Thursday, March 20, 2008

Paul Scofield Dies


As a theatre historian by trade, I feel obligated to note the passing of one of the 20th century's greatest actors, Paul Scofield. Check the link on his name for a fuller obituary. Or read an entire history of Tudor costume dramas on film and television in the excellent NEW YORK TIMES ARTICLE.
I have long been an admirer of his great performance as Sir Thomas More in the 1966 film of A MAN FOR ALL SEASONS, but I remember him most for his performance in Peter Shaffer's AMADEUS at the Royal National Theatre in London. I was in the front row center of the Olivier Theatre occupying one of those uncomfortable but very cheap day seats. At the close of the play Scofield as Salieri knelt down not four feet from me and spoke those haunting lines, "Now I go to become a ghost myself. I will stand in the shadows when you come here to this earth in your turns. And when you feel the dreadful bite of your failures . . . I will whisper my name to you, 'Salieri: Patron Saint of Mediocrities!' And in the depth of your downcastness you can pray to me.
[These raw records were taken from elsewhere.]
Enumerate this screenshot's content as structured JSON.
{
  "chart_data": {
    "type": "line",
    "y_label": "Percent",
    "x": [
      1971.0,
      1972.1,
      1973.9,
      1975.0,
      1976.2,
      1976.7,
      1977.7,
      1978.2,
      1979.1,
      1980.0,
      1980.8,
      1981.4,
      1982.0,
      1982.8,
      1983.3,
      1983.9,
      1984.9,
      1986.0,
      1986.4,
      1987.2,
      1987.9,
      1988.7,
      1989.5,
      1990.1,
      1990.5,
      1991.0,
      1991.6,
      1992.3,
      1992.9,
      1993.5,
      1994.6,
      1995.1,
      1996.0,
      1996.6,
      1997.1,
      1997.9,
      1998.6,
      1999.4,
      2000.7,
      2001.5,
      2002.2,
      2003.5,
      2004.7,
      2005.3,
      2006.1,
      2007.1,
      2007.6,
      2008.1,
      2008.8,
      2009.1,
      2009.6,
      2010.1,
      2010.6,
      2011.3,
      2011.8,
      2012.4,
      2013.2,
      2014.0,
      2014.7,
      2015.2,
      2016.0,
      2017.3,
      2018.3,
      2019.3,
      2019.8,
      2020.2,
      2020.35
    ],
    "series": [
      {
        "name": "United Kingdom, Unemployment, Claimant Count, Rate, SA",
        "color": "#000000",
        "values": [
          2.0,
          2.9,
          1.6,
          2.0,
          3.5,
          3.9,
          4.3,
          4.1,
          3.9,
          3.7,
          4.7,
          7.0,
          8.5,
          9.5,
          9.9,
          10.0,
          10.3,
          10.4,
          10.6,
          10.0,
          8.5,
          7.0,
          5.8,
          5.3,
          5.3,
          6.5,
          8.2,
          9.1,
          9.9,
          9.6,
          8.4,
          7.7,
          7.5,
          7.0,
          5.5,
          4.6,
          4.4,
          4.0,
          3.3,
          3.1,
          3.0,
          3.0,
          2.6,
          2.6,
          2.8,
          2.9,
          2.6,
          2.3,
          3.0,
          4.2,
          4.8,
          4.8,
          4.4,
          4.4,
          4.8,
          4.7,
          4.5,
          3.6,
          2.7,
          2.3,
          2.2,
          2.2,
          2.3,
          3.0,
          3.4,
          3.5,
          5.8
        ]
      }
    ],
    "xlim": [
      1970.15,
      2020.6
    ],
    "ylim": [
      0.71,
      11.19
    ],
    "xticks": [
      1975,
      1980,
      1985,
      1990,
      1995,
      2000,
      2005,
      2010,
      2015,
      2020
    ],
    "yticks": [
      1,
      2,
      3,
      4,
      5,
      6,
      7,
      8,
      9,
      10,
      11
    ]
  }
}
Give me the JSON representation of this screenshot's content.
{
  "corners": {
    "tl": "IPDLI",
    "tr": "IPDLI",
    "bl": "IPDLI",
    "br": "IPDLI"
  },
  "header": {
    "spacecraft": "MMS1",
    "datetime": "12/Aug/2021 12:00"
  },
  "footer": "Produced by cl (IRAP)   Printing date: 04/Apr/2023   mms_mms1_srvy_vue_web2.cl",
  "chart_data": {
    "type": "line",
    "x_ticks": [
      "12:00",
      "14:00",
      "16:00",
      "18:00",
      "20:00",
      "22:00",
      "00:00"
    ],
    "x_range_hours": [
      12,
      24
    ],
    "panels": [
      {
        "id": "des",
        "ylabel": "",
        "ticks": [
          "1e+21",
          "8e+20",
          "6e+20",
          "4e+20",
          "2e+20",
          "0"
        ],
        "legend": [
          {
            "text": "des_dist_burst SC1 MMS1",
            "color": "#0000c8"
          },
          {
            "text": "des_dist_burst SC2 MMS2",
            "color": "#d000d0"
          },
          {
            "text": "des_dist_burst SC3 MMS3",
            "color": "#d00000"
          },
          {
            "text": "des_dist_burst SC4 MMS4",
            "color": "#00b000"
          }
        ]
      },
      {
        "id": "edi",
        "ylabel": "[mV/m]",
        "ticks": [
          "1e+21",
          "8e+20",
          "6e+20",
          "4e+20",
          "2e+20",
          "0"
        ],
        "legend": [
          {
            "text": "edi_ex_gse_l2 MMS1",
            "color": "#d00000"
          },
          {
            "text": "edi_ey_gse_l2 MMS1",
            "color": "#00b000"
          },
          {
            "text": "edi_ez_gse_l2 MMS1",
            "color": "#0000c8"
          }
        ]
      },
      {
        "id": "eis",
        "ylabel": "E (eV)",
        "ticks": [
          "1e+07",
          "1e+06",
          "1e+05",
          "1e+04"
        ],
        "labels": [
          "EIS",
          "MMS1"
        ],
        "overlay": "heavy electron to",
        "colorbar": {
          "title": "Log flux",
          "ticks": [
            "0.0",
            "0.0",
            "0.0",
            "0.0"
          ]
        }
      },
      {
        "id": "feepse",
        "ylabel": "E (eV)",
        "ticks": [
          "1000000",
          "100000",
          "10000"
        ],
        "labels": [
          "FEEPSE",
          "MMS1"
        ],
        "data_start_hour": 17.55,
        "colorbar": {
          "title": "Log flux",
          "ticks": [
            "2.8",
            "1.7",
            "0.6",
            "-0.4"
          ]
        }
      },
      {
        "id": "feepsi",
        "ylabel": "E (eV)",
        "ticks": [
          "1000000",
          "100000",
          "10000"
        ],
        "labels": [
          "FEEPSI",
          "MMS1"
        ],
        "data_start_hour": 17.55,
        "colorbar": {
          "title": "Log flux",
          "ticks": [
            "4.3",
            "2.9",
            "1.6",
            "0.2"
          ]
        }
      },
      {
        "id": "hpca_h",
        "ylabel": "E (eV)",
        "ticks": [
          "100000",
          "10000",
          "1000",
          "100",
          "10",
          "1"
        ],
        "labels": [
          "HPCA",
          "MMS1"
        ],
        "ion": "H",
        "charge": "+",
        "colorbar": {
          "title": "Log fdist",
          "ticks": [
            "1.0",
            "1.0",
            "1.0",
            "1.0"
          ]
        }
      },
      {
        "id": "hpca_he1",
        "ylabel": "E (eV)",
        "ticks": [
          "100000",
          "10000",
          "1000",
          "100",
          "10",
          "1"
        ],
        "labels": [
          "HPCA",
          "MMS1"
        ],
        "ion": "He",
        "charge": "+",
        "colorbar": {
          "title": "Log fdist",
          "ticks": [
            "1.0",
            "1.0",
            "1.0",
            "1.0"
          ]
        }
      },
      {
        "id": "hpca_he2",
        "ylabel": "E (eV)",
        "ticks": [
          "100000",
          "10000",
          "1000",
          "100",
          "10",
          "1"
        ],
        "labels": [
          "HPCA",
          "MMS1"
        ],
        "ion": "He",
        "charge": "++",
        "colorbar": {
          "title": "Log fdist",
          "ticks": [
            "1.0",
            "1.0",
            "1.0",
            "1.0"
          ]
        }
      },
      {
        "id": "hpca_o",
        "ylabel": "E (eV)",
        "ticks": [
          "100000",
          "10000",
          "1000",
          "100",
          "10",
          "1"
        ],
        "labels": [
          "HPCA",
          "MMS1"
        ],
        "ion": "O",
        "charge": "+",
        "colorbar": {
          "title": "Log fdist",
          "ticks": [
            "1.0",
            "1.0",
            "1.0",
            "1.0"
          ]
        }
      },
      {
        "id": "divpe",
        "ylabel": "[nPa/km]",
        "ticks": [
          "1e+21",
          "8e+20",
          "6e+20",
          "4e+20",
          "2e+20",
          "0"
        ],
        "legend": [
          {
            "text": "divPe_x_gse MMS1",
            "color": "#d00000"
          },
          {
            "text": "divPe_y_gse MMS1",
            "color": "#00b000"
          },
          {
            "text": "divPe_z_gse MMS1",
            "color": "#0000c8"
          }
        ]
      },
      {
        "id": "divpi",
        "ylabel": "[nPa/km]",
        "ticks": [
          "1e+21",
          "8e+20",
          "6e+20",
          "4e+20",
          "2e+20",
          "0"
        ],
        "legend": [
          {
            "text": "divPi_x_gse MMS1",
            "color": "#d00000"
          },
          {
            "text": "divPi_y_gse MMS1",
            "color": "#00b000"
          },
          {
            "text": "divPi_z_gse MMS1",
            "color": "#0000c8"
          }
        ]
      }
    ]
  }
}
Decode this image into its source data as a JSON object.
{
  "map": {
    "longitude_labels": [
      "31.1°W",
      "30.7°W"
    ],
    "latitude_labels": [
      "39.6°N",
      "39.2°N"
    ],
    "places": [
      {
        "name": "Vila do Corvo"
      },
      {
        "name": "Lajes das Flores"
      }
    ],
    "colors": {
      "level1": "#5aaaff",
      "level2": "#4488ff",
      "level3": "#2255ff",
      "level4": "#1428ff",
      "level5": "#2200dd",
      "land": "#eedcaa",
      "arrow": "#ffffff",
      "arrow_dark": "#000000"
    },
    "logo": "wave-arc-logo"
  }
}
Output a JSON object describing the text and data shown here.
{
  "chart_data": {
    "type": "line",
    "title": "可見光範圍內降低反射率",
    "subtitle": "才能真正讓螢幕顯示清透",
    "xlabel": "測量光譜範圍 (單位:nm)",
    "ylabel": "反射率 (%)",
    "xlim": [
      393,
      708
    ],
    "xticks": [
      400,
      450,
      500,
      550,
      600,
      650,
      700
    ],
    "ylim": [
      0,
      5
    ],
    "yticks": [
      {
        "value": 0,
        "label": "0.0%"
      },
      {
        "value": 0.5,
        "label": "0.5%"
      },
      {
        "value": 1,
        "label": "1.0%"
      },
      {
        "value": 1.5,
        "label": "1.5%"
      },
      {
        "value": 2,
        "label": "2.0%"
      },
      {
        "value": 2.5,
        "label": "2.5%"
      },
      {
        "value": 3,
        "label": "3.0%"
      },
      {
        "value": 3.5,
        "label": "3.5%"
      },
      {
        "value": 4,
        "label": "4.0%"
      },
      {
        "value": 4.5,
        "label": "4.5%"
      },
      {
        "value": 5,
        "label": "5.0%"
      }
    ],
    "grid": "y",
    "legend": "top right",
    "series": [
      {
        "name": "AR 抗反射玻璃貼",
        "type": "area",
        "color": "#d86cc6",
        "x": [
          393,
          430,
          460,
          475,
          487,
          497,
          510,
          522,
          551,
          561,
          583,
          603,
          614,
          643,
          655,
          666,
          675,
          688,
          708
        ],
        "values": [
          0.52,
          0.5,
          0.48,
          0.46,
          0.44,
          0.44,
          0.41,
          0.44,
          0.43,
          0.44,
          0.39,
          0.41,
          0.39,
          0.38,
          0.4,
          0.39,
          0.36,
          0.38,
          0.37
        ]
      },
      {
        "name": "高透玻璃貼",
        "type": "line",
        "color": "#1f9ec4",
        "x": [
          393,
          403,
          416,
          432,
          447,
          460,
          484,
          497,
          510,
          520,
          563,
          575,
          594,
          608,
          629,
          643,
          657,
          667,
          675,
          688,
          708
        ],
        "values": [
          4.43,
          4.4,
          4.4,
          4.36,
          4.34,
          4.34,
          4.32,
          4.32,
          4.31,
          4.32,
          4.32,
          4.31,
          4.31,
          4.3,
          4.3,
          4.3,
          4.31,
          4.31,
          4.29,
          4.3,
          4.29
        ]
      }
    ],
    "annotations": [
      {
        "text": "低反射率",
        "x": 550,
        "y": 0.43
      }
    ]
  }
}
And I will forgive you." Then he ran a knife across his throat and fell backward to the floor. I can still see that rivulet of stage blood and feel the emotion of that moment. Salieri may have been the patron saint of mediocrity, but Paul Scofield was not a worshipper there. There was not an ounce of the mediocre in his body. His artistry was a match to any competitor and his star blazes equally bright with those of Alec Guiness, Ralph Richardson, John Gielgud, and Laurence Olivier.

"Good night sweet Prince, and flights of angels sing thee to thy rest."